Они встали вокруг дерева треугольником и подняли его. Цветочник открыл для них заднюю дверь. Они прошли двадцать метров по аллее к поджидавшему экипажу.
— Andiam', - крикнул синьор Мантисса, и лошади тронулись рысцой.
— Через несколько часов у Шассфогеля я должен встретиться с сыном, сказал Годольфин. Он чуть не забыл, что Эван, наверное, уже в городе. — Я подумал, что в пивной надежнее, чем в кафе.
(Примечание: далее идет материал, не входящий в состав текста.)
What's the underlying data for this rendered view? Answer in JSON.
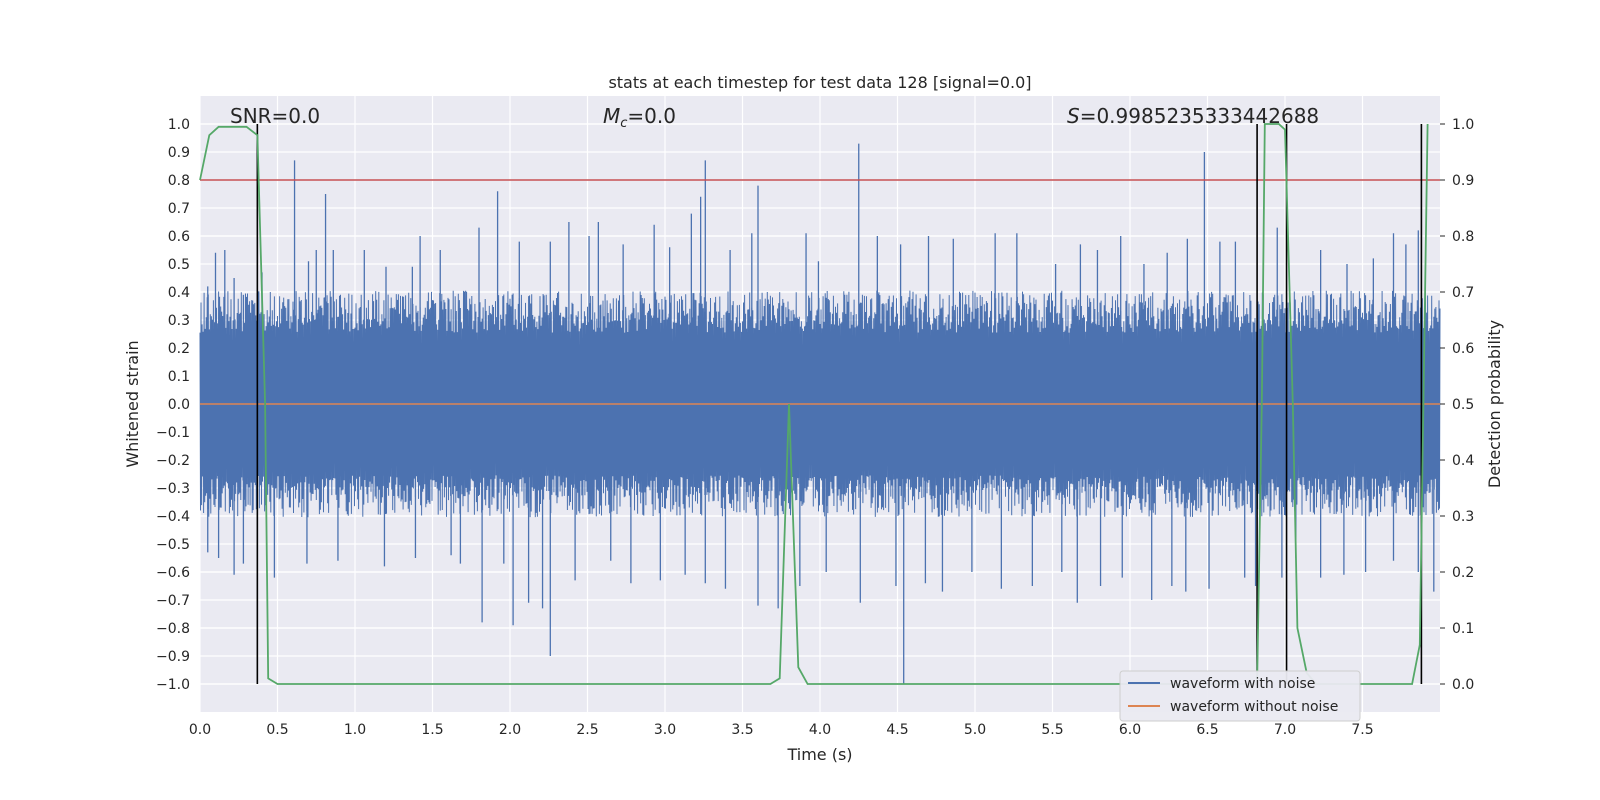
{
  "chart_data": {
    "type": "line",
    "title": "stats at each timestep for test data 128 [signal=0.0]",
    "xlabel": "Time (s)",
    "ylabel": "Whitened strain",
    "ylabel_right": "Detection probability",
    "xlim": [
      0.0,
      8.0
    ],
    "ylim": [
      -1.1,
      1.1
    ],
    "ylim_right": [
      -0.05,
      1.05
    ],
    "x_ticks": [
      0.0,
      0.5,
      1.0,
      1.5,
      2.0,
      2.5,
      3.0,
      3.5,
      4.0,
      4.5,
      5.0,
      5.5,
      6.0,
      6.5,
      7.0,
      7.5
    ],
    "x_tick_labels": [
      "0.0",
      "0.5",
      "1.0",
      "1.5",
      "2.0",
      "2.5",
      "3.0",
      "3.5",
      "4.0",
      "4.5",
      "5.0",
      "5.5",
      "6.0",
      "6.5",
      "7.0",
      "7.5"
    ],
    "y_ticks": [
      1.0,
      0.9,
      0.8,
      0.7,
      0.6,
      0.5,
      0.4,
      0.3,
      0.2,
      0.1,
      0.0,
      -0.1,
      -0.2,
      -0.3,
      -0.4,
      -0.5,
      -0.6,
      -0.7,
      -0.8,
      -0.9,
      -1.0
    ],
    "y_tick_labels": [
      "1.0",
      "0.9",
      "0.8",
      "0.7",
      "0.6",
      "0.5",
      "0.4",
      "0.3",
      "0.2",
      "0.1",
      "0.0",
      "−0.1",
      "−0.2",
      "−0.3",
      "−0.4",
      "−0.5",
      "−0.6",
      "−0.7",
      "−0.8",
      "−0.9",
      "−1.0"
    ],
    "y_right_ticks": [
      1.0,
      0.9,
      0.8,
      0.7,
      0.6,
      0.5,
      0.4,
      0.3,
      0.2,
      0.1,
      0.0
    ],
    "y_right_tick_labels": [
      "1.0",
      "0.9",
      "0.8",
      "0.7",
      "0.6",
      "0.5",
      "0.4",
      "0.3",
      "0.2",
      "0.1",
      "0.0"
    ],
    "annotations": {
      "snr": "SNR=0.0",
      "mc_symbol": "M",
      "mc_subscript": "c",
      "mc_value": "=0.0",
      "s_symbol": "S",
      "s_value": "=0.9985235333442688"
    },
    "threshold_right": 0.9,
    "vertical_lines_x": [
      0.37,
      6.82,
      7.01,
      7.88
    ],
    "noise_series": {
      "name": "waveform with noise",
      "color": "#4c72b0",
      "core_amplitude": 0.3,
      "spikes_pos": [
        [
          0.05,
          0.42
        ],
        [
          0.1,
          0.54
        ],
        [
          0.16,
          0.55
        ],
        [
          0.22,
          0.45
        ],
        [
          0.28,
          0.39
        ],
        [
          0.4,
          0.47
        ],
        [
          0.61,
          0.87
        ],
        [
          0.7,
          0.51
        ],
        [
          0.75,
          0.55
        ],
        [
          0.81,
          0.75
        ],
        [
          0.86,
          0.55
        ],
        [
          1.06,
          0.55
        ],
        [
          1.2,
          0.49
        ],
        [
          1.37,
          0.49
        ],
        [
          1.42,
          0.6
        ],
        [
          1.55,
          0.55
        ],
        [
          1.8,
          0.63
        ],
        [
          1.92,
          0.76
        ],
        [
          2.06,
          0.58
        ],
        [
          2.26,
          0.58
        ],
        [
          2.38,
          0.65
        ],
        [
          2.51,
          0.6
        ],
        [
          2.57,
          0.65
        ],
        [
          2.73,
          0.57
        ],
        [
          2.93,
          0.64
        ],
        [
          3.03,
          0.56
        ],
        [
          3.17,
          0.68
        ],
        [
          3.23,
          0.74
        ],
        [
          3.26,
          0.87
        ],
        [
          3.42,
          0.55
        ],
        [
          3.56,
          0.61
        ],
        [
          3.6,
          0.78
        ],
        [
          3.91,
          0.61
        ],
        [
          3.99,
          0.51
        ],
        [
          4.25,
          0.93
        ],
        [
          4.37,
          0.6
        ],
        [
          4.52,
          0.57
        ],
        [
          4.7,
          0.6
        ],
        [
          4.86,
          0.59
        ],
        [
          5.13,
          0.61
        ],
        [
          5.27,
          0.61
        ],
        [
          5.52,
          0.5
        ],
        [
          5.68,
          0.57
        ],
        [
          5.79,
          0.55
        ],
        [
          5.94,
          0.6
        ],
        [
          6.09,
          0.5
        ],
        [
          6.24,
          0.54
        ],
        [
          6.37,
          0.59
        ],
        [
          6.48,
          0.9
        ],
        [
          6.58,
          0.58
        ],
        [
          6.68,
          0.58
        ],
        [
          6.95,
          0.63
        ],
        [
          7.23,
          0.55
        ],
        [
          7.4,
          0.5
        ],
        [
          7.57,
          0.52
        ],
        [
          7.7,
          0.61
        ],
        [
          7.78,
          0.57
        ],
        [
          7.86,
          0.62
        ]
      ],
      "spikes_neg": [
        [
          0.05,
          -0.53
        ],
        [
          0.12,
          -0.55
        ],
        [
          0.22,
          -0.61
        ],
        [
          0.28,
          -0.57
        ],
        [
          0.48,
          -0.62
        ],
        [
          0.69,
          -0.57
        ],
        [
          0.89,
          -0.56
        ],
        [
          1.19,
          -0.58
        ],
        [
          1.39,
          -0.55
        ],
        [
          1.62,
          -0.54
        ],
        [
          1.68,
          -0.57
        ],
        [
          1.82,
          -0.78
        ],
        [
          1.96,
          -0.57
        ],
        [
          2.02,
          -0.79
        ],
        [
          2.12,
          -0.71
        ],
        [
          2.21,
          -0.73
        ],
        [
          2.26,
          -0.9
        ],
        [
          2.42,
          -0.63
        ],
        [
          2.65,
          -0.56
        ],
        [
          2.78,
          -0.64
        ],
        [
          2.97,
          -0.63
        ],
        [
          3.13,
          -0.61
        ],
        [
          3.26,
          -0.64
        ],
        [
          3.39,
          -0.66
        ],
        [
          3.6,
          -0.72
        ],
        [
          3.73,
          -0.73
        ],
        [
          3.87,
          -0.65
        ],
        [
          4.04,
          -0.6
        ],
        [
          4.26,
          -0.71
        ],
        [
          4.49,
          -0.65
        ],
        [
          4.54,
          -1.0
        ],
        [
          4.68,
          -0.64
        ],
        [
          4.79,
          -0.67
        ],
        [
          4.98,
          -0.6
        ],
        [
          5.17,
          -0.66
        ],
        [
          5.37,
          -0.65
        ],
        [
          5.56,
          -0.6
        ],
        [
          5.66,
          -0.71
        ],
        [
          5.81,
          -0.65
        ],
        [
          5.95,
          -0.62
        ],
        [
          6.14,
          -0.7
        ],
        [
          6.27,
          -0.65
        ],
        [
          6.36,
          -0.67
        ],
        [
          6.51,
          -0.66
        ],
        [
          6.74,
          -0.62
        ],
        [
          6.81,
          -0.65
        ],
        [
          6.98,
          -0.62
        ],
        [
          7.07,
          -0.55
        ],
        [
          7.23,
          -0.62
        ],
        [
          7.38,
          -0.61
        ],
        [
          7.52,
          -0.6
        ],
        [
          7.7,
          -0.56
        ],
        [
          7.86,
          -0.6
        ],
        [
          7.96,
          -0.67
        ]
      ]
    },
    "clean_series": {
      "name": "waveform without noise",
      "color": "#dd8452",
      "value": 0.0
    },
    "probability_series": {
      "name": "Detection probability",
      "color": "#55a868",
      "x": [
        0.0,
        0.06,
        0.12,
        0.3,
        0.37,
        0.42,
        0.44,
        0.5,
        3.68,
        3.74,
        3.8,
        3.86,
        3.92,
        6.78,
        6.82,
        6.85,
        6.87,
        6.96,
        7.0,
        7.05,
        7.08,
        7.14,
        7.2,
        7.82,
        7.87,
        7.92
      ],
      "y": [
        0.9,
        0.98,
        0.995,
        0.995,
        0.98,
        0.5,
        0.01,
        0.0,
        0.0,
        0.01,
        0.5,
        0.03,
        0.0,
        0.0,
        0.0,
        0.5,
        1.0,
        1.0,
        0.99,
        0.5,
        0.1,
        0.02,
        0.0,
        0.0,
        0.07,
        1.0
      ]
    },
    "threshold_color": "#c44e52",
    "legend": {
      "placement": "lower-right",
      "entries": [
        {
          "label": "waveform with noise",
          "color": "#4c72b0"
        },
        {
          "label": "waveform without noise",
          "color": "#dd8452"
        }
      ]
    },
    "grid": true,
    "plot_background": "#eaeaf2",
    "grid_color": "#ffffff"
  }
}
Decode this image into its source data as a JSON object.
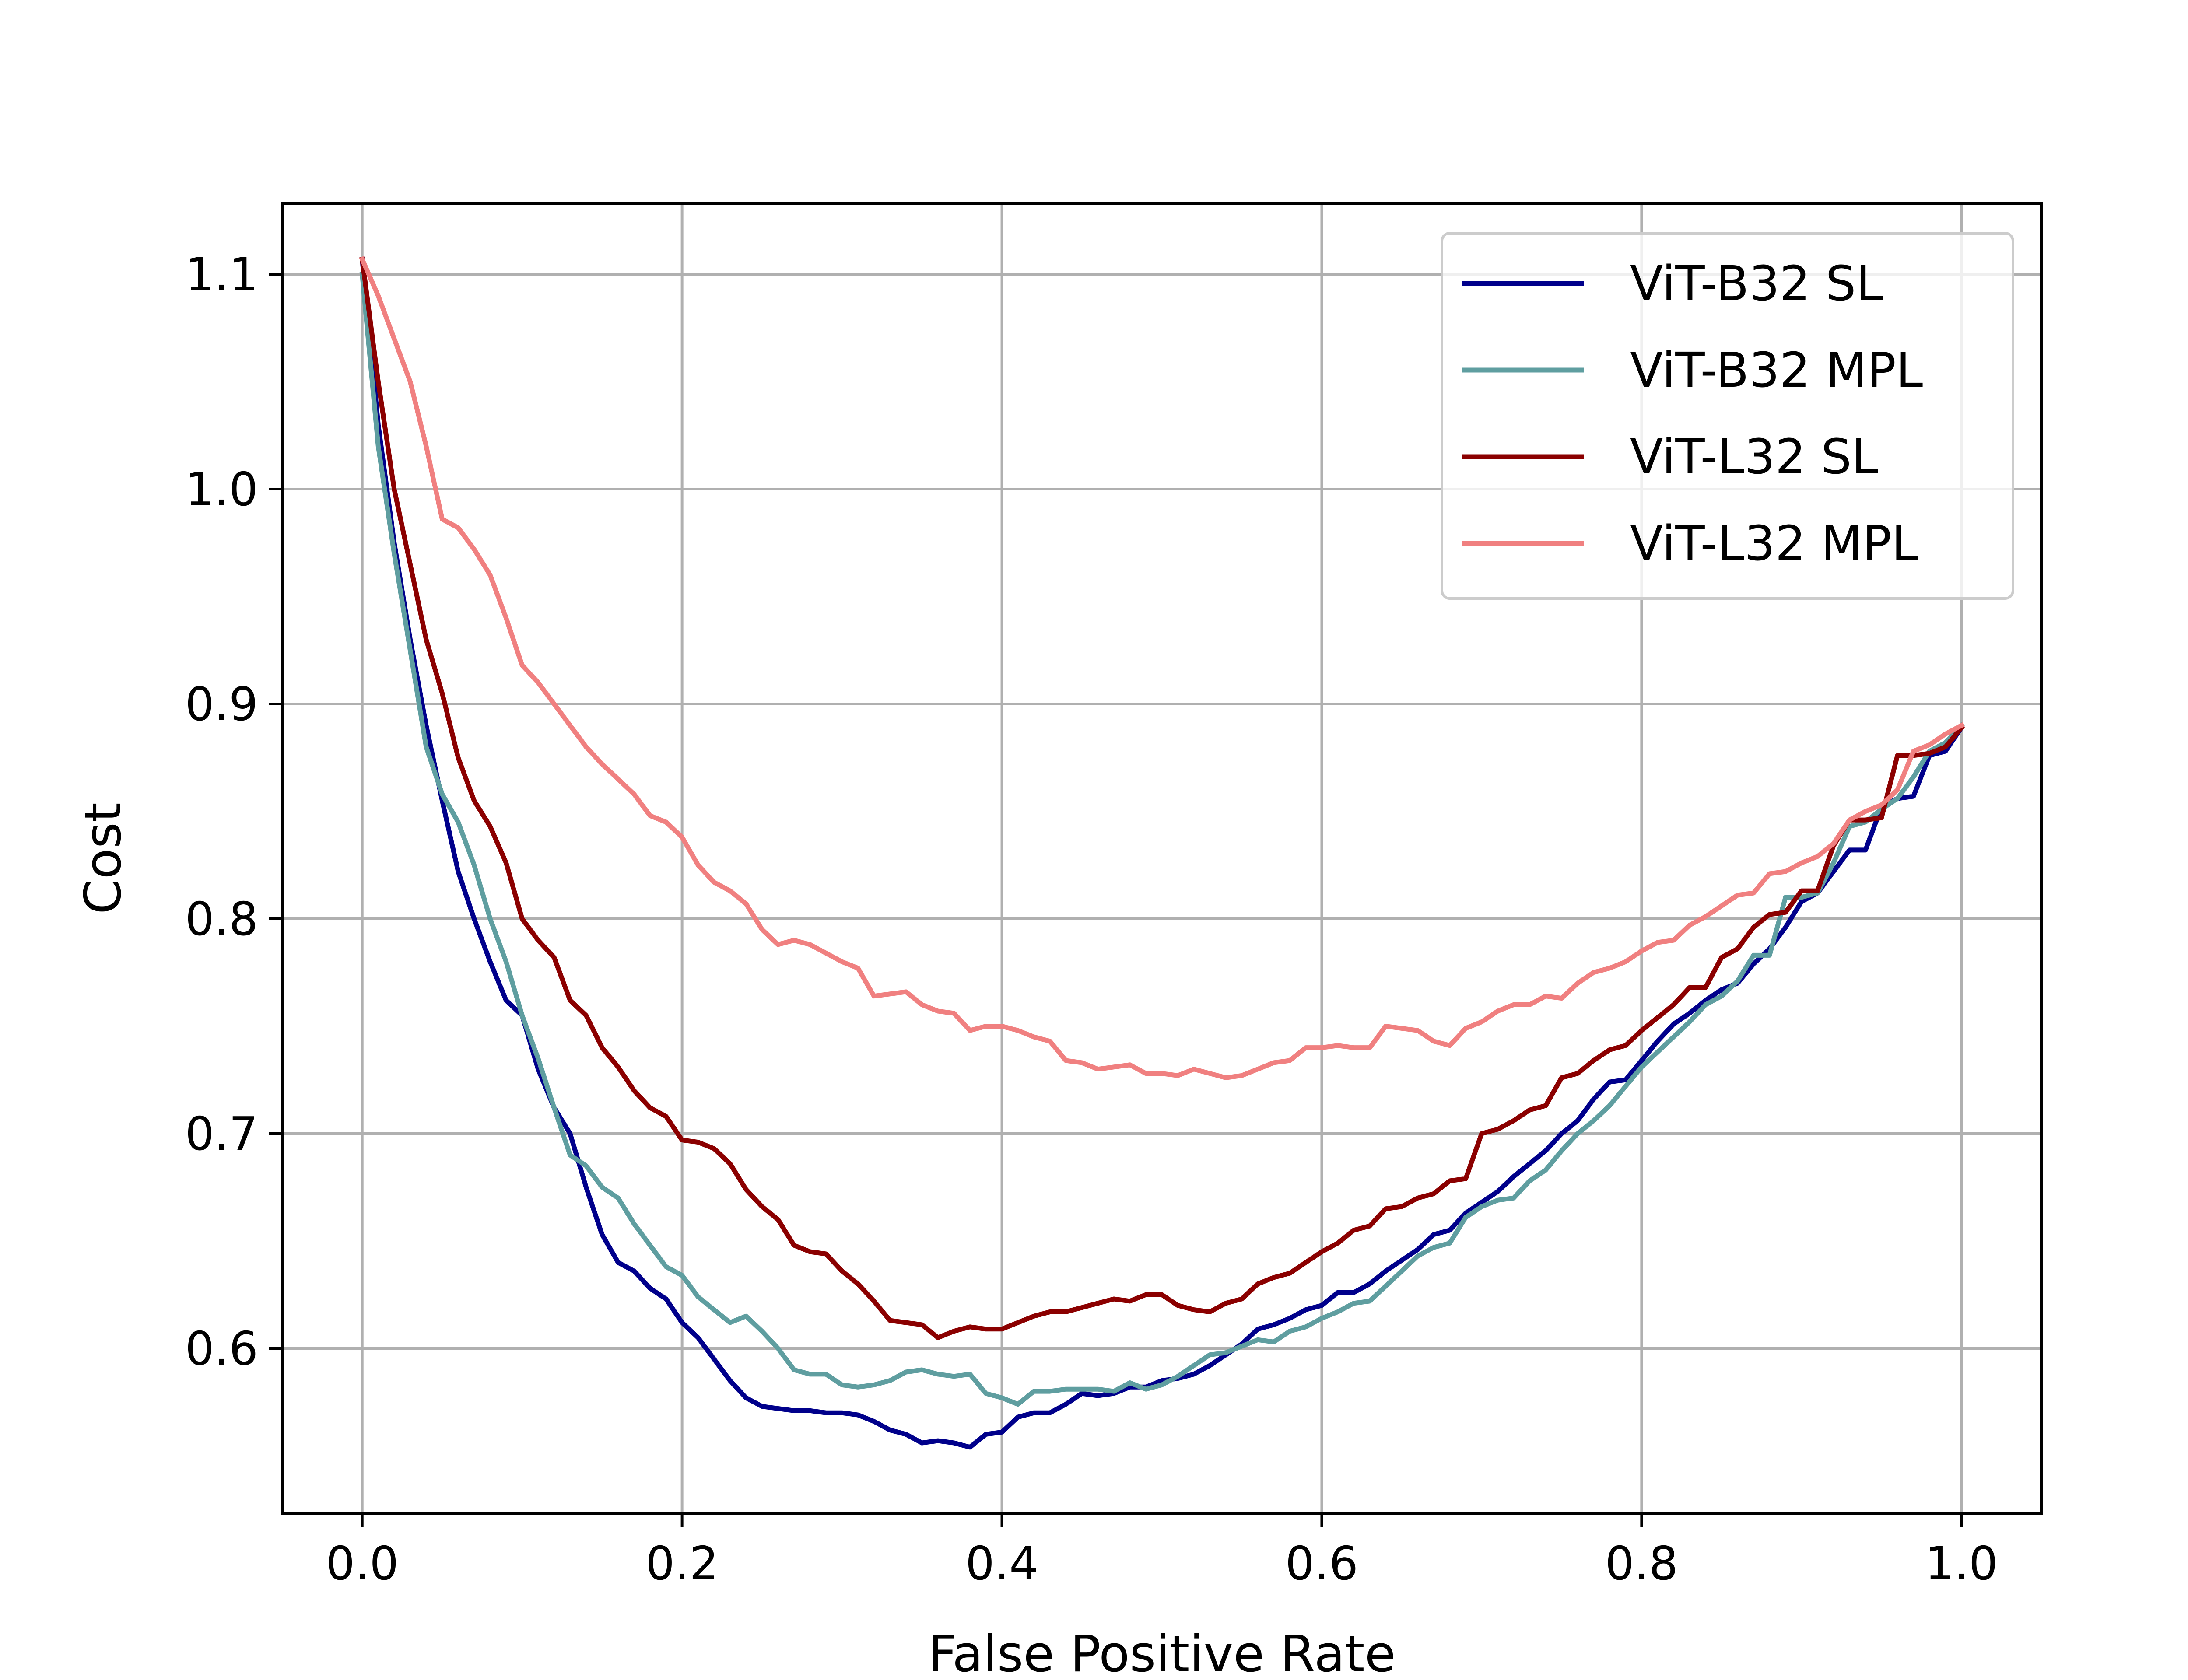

Хотя, возможно, это все равно опасно. Меня ищет полиция. И не исключено, что за этим местом тоже наблюдают.
Синьор Мантисса искусно преодолел крутой поворот направо.
— Смешно, — произнес он. — Доверься мне. С Мантиссой ты — в безопасности, я буду защищать твою жизнь, пока жив сам. — Годольфин некоторое время молчал, а потом в знак согласия покачал головой. Теперь ему ужасно захотелось увидеть Эвана; почти отчаянно захотелось. — Ты встретишься с сыном. Будет веселое воссоединение семейства. — Чезаре откупорил бутылку вина и запел старую революционную песню. С Арно поднимался ветер, развивая бесцветные волосы синьора Мантиссы. Копыта лошадей глухо стучали по мостовой. Экипаж направлялся к центру города. Заунывное пение Чезаре быстро таяло в кажущейся безбрежности улицы.